Second, I’d love to learn more about KickFire. I’ve read the website but I wanted more. So I just did a search at the http://www.uspto.gov (US patent and trademark office) and could only find a patent application, not an approval. I’m guessing I just missed it or their search engine isn’t finding it. (Noting that calling something “patented” that is only “patent pending” is a highly illegal, so perhaps I just can’t find it). Can you post or email us the patent number? That would probably clear some things up about what you are doing and help everyone reading understand the information? A tall request I know, but you have basically made this public via the filing for a patent in the first place.

By: Justin Swanhart

Justin Swanhart — Thu, 27 Aug 2009 22:41:48 +0000

Eric,

Consider further that Kickfire doesn’t use sequential compression algorithms but instead uses dictionary compression which doesn’t require decompression during query processing.

By: Eric Wendel

Eric Wendel — Thu, 27 Aug 2009 17:37:36 +0000

TS,

These may help illustrate the value of the FPGA in the Kickfire architecture:

1) “Where’s the Beef? Why FPGAs Are So Fast” http://research.microsoft.com/apps/pubs/default.aspx?id=70636

So…orders of magnitude speedups are typical for FPGA across a wide range of apps…but note the importance of the customized memory subsystem and interface:

“Our results show that custom memory interfaces are the most effective way at enabling much greater performance on the FPGA, and that memory interfaces traditional software use become a bottleneck when the FPGA uses the same interface.”

This is why Kickfire uses a separate memory subsystem. It’s also why in-socket FPGA accelerator approaches like XtremeData DBX fall far short.

Now consider, just for the job of compression/de-compression ALONE (crucial in the column-store context), a single FPGA is faster than dozens of multi-GHz cores, and uses a tiny fraction of the power.

For a specific example, take a look at this:

2) “Streaming implementation of a sequential decompression algorithm on an FPGA”

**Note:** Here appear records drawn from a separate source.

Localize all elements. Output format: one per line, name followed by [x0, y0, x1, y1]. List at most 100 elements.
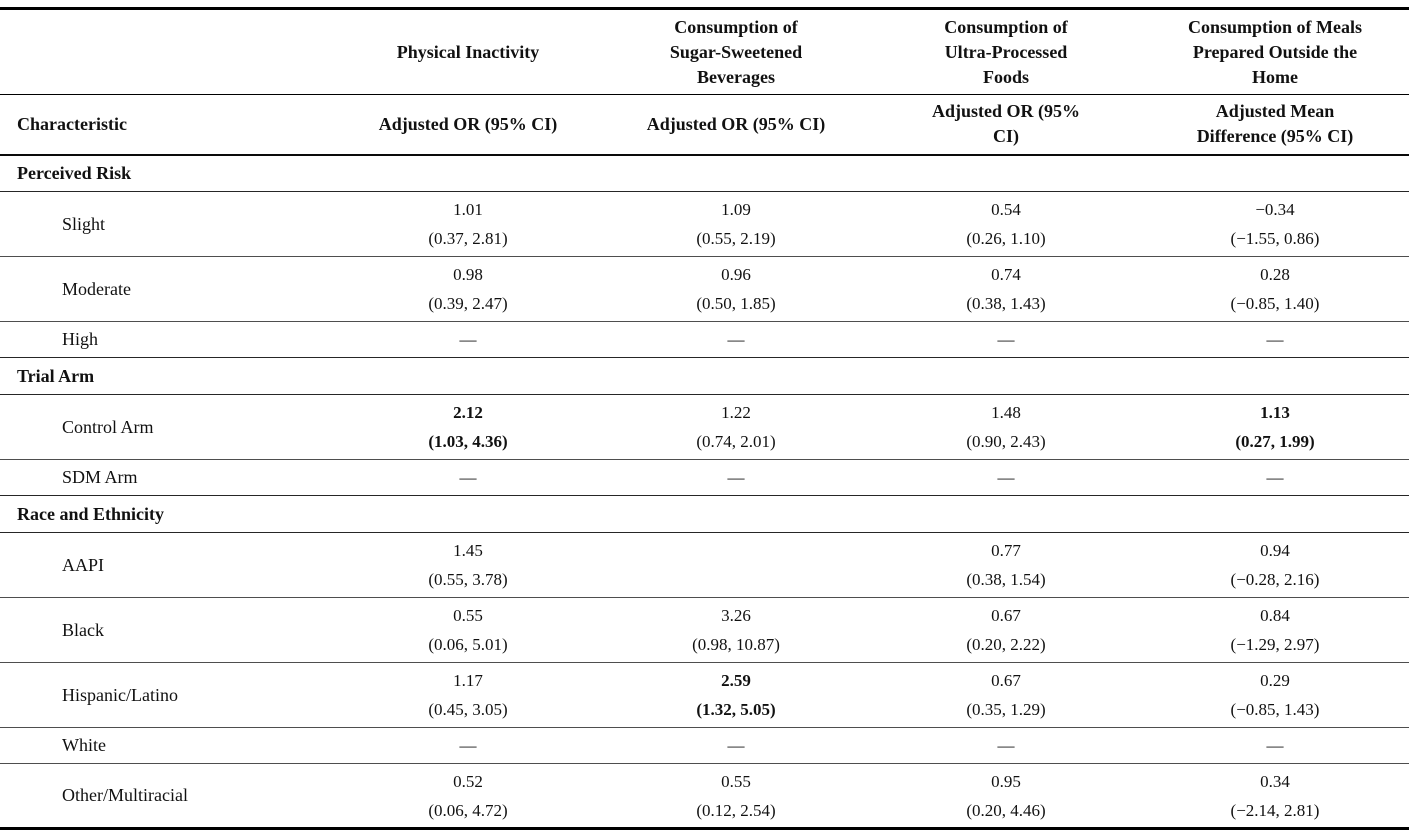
- confidence-interval: (0.20, 4.46): [966, 800, 1046, 820]
- section-label: Trial Arm: [17, 365, 95, 386]
- confidence-interval: (0.20, 2.22): [966, 635, 1046, 654]
- table-row-control-arm: Control Arm 2.12 (1.03, 4.36) 1.22 (0.74, 2.…: [0, 395, 1409, 460]
- cell-control-arm-ultra-processed-foods: 1.48 (0.90, 2.43): [871, 395, 1141, 460]
- sub-header-adjusted-or-2: Adjusted OR (95% CI): [646, 113, 826, 134]
- row-label: Black: [62, 619, 104, 640]
- table-row-aapi: AAPI 1.45 (0.55, 3.78) 0.77 (0.38, 1.54) 0.94…: [0, 533, 1409, 598]
- cell-control-arm-meals-outside-home: 1.13 (0.27, 1.99): [1141, 395, 1409, 460]
- cell-high-meals-outside-home: —: [1141, 322, 1409, 358]
- sub-header-row: Characteristic Adjusted OR (95% CI) Adju…: [0, 94, 1409, 155]
- cell-other-multiracial-physical-inactivity: 0.52 (0.06, 4.72): [335, 764, 601, 829]
- cell-slight-sugar-sweetened-beverages: 1.09 (0.55, 2.19): [601, 192, 871, 257]
- estimate-value: 1.01: [453, 200, 483, 219]
- no-data-dash: —: [727, 468, 745, 487]
- estimate-value: 0.77: [991, 541, 1021, 560]
- no-data-dash: —: [459, 330, 477, 349]
- confidence-interval: (0.12, 2.54): [696, 800, 776, 820]
- section-row-race-and-ethnicity: Race and Ethnicity: [0, 495, 1409, 533]
- confidence-interval: (0.55, 2.19): [696, 229, 776, 248]
- no-data-dash: —: [727, 330, 745, 349]
- row-label: High: [62, 329, 98, 349]
- cell-other-multiracial-sugar-sweetened-beverages: 0.55 (0.12, 2.54): [601, 764, 871, 829]
- estimate-value: 0.67: [991, 606, 1021, 625]
- no-data-dash: —: [1266, 736, 1284, 755]
- cell-aapi-ultra-processed-foods: 0.77 (0.38, 1.54): [871, 533, 1141, 598]
- confidence-interval: (0.37, 2.81): [428, 229, 508, 248]
- cell-slight-physical-inactivity: 1.01 (0.37, 2.81): [335, 192, 601, 257]
- estimate-value: 0.55: [453, 606, 483, 625]
- cell-sdm-arm-meals-outside-home: —: [1141, 460, 1409, 496]
- confidence-interval: (−0.28, 2.16): [1230, 570, 1320, 589]
- section-label: Race and Ethnicity: [17, 503, 165, 524]
- sub-header-adjusted-or-3: Adjusted OR (95% CI): [931, 101, 1080, 147]
- confidence-interval: (0.90, 2.43): [966, 432, 1046, 451]
- sub-header-adjusted-or-1: Adjusted OR (95% CI): [378, 113, 558, 134]
- estimate-value: 1.48: [991, 403, 1021, 422]
- blank-header: [0, 9, 335, 95]
- section-row-trial-arm: Trial Arm: [0, 357, 1409, 395]
- cell-sdm-arm-physical-inactivity: —: [335, 460, 601, 496]
- cell-black-ultra-processed-foods: 0.67 (0.20, 2.22): [871, 598, 1141, 663]
- cell-control-arm-sugar-sweetened-beverages: 1.22 (0.74, 2.01): [601, 395, 871, 460]
- estimate-value: 0.67: [991, 671, 1021, 690]
- no-data-dash: —: [997, 330, 1015, 349]
- group-header-row: Physical Inactivity Consumption of Sugar…: [0, 9, 1409, 95]
- estimate-value: 0.74: [991, 265, 1021, 284]
- estimate-value: 0.54: [991, 200, 1021, 219]
- table-row-sdm-arm: SDM Arm — — — —: [0, 459, 1409, 496]
- confidence-interval: (−2.14, 2.81): [1230, 800, 1320, 820]
- section-row-perceived-risk: Perceived Risk: [0, 154, 1409, 192]
- no-data-dash: —: [459, 468, 477, 487]
- confidence-interval: (0.98, 10.87): [692, 635, 780, 654]
- estimate-value: 0.98: [453, 265, 483, 284]
- sub-header-adjusted-mean-difference: Adjusted Mean Difference (95% CI): [1196, 101, 1354, 147]
- estimate-value: 0.55: [721, 771, 751, 791]
- row-label: Moderate: [62, 278, 131, 299]
- confidence-interval: (0.55, 3.78): [428, 570, 508, 589]
- no-data-dash: —: [997, 468, 1015, 487]
- row-label: Control Arm: [62, 416, 154, 437]
- estimate-value: 0.94: [1260, 541, 1290, 560]
- estimate-value: 1.13: [1260, 403, 1290, 422]
- no-data-dash: —: [1266, 468, 1284, 487]
- confidence-interval: (0.45, 3.05): [428, 700, 508, 719]
- no-data-dash: —: [459, 736, 477, 755]
- no-data-dash: —: [727, 736, 745, 755]
- cell-hispanic-latino-meals-outside-home: 0.29 (−0.85, 1.43): [1141, 663, 1409, 728]
- cell-moderate-sugar-sweetened-beverages: 0.96 (0.50, 1.85): [601, 257, 871, 322]
- table-row-other-multiracial: Other/Multiracial 0.52 (0.06, 4.72) 0.55 (0.…: [0, 763, 1409, 829]
- characteristic-header: Characteristic: [17, 113, 127, 134]
- estimate-value: 3.26: [721, 606, 751, 625]
- confidence-interval: (−0.85, 1.43): [1230, 700, 1320, 719]
- table-row-high: High — — — —: [0, 321, 1409, 358]
- cell-hispanic-latino-ultra-processed-foods: 0.67 (0.35, 1.29): [871, 663, 1141, 728]
- estimate-value: 0.84: [1260, 606, 1290, 625]
- table-row-white: White — — — —: [0, 727, 1409, 764]
- confidence-interval: (0.35, 1.29): [966, 700, 1046, 719]
- row-label: AAPI: [62, 554, 105, 575]
- col-header-ultra-processed-foods: Consumption of Ultra-Processed Foods: [944, 16, 1068, 87]
- row-label: SDM Arm: [62, 467, 138, 487]
- estimate-value: 2.12: [453, 403, 483, 422]
- estimate-value: 0.52: [453, 771, 483, 791]
- cell-high-physical-inactivity: —: [335, 322, 601, 358]
- cell-sdm-arm-sugar-sweetened-beverages: —: [601, 460, 871, 496]
- table-row-black: Black 0.55 (0.06, 5.01) 3.26 (0.98, 10.87) 0.…: [0, 597, 1409, 663]
- row-label: Slight: [62, 213, 106, 234]
- cell-aapi-physical-inactivity: 1.45 (0.55, 3.78): [335, 533, 601, 598]
- cell-hispanic-latino-physical-inactivity: 1.17 (0.45, 3.05): [335, 663, 601, 728]
- cell-high-sugar-sweetened-beverages: —: [601, 322, 871, 358]
- cell-high-ultra-processed-foods: —: [871, 322, 1141, 358]
- cell-white-meals-outside-home: —: [1141, 728, 1409, 764]
- no-data-dash: —: [1266, 330, 1284, 349]
- cell-slight-ultra-processed-foods: 0.54 (0.26, 1.10): [871, 192, 1141, 257]
- confidence-interval: (0.74, 2.01): [696, 432, 776, 451]
- table-row-hispanic-latino: Hispanic/Latino 1.17 (0.45, 3.05) 2.59 (1.32…: [0, 662, 1409, 728]
- cell-white-sugar-sweetened-beverages: —: [601, 728, 871, 764]
- table-row-slight: Slight 1.01 (0.37, 2.81) 1.09 (0.55, 2.19) 0.…: [0, 192, 1409, 257]
- cell-other-multiracial-meals-outside-home: 0.34 (−2.14, 2.81): [1141, 764, 1409, 829]
- estimate-value: 1.45: [453, 541, 483, 560]
- row-label: White: [62, 735, 106, 755]
- cell-slight-meals-outside-home: −0.34 (−1.55, 0.86): [1141, 192, 1409, 257]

http://portal.acm.org/citation.cfm?id=1508195#abstract

And of course compression becomes exponentially more important in the Flash SSD context.

Hope this helps.

Eric Wendel

By: Raj

Raj — Tue, 25 Aug 2009 22:02:55 +0000

Hi Curt,

Thank you for your post on our technology. I have a couple of additional details to provide:

1) I think it would be interesting for your readers to understand the key design philosophy behind our SQL chip. In a nutshell, with our chip, we have done for memory bandwidth what column store has done for I/O bandwidth. Why is this important? The SQL chip is based on a dataflow architecture which employs direct transistor-based processing engines to natively execute high-level relational operations and database algorithms. This approach delivers an order of magnitude more query processing capability than today’s state-of-the-art microprocessors. This results in the need for an order of magnitude greater memory bandwidth than today’s microprocessors have available. There are several techniques that are employed in our SQL chip and systems stack to get this increased memory bandwidth. As we discussed, the top two are a) the ability to keep the intermediate data sets/tuple sets, resulting from the processing of complex queries, live on the chip without spilling to memory and b) using “deep-indexing” which helps avoid memory-intensive column scans which we can discuss later at your convenience. The net result is that you get the processing power and memory bandwidth equivalent of 20 or so Nehalem-based CPUs in a single chip.

2)A little more detail on how we manage the MySQL interface. After receiving the parse tree from MySQL, our optimizer generates a plan that uses either or both the SQL chip (our FPGA) and our software SQL execution engine (executed on the x86 in our base server). The majority of queries run natively in hardware or with just a small component in software. A smaller set will run just in our software execution engine. Neither of these paths use the MySQL optimizer or execution engine thereby ensuring consistently high performance.

Thanks,

Raj

By: Justin Swanhart

Justin Swanhart — Tue, 25 Aug 2009 17:35:53 +0000

TS – Get back to me when your 1TB machine beats our appliance in Price/Performance on the TPCH 300G benchmark.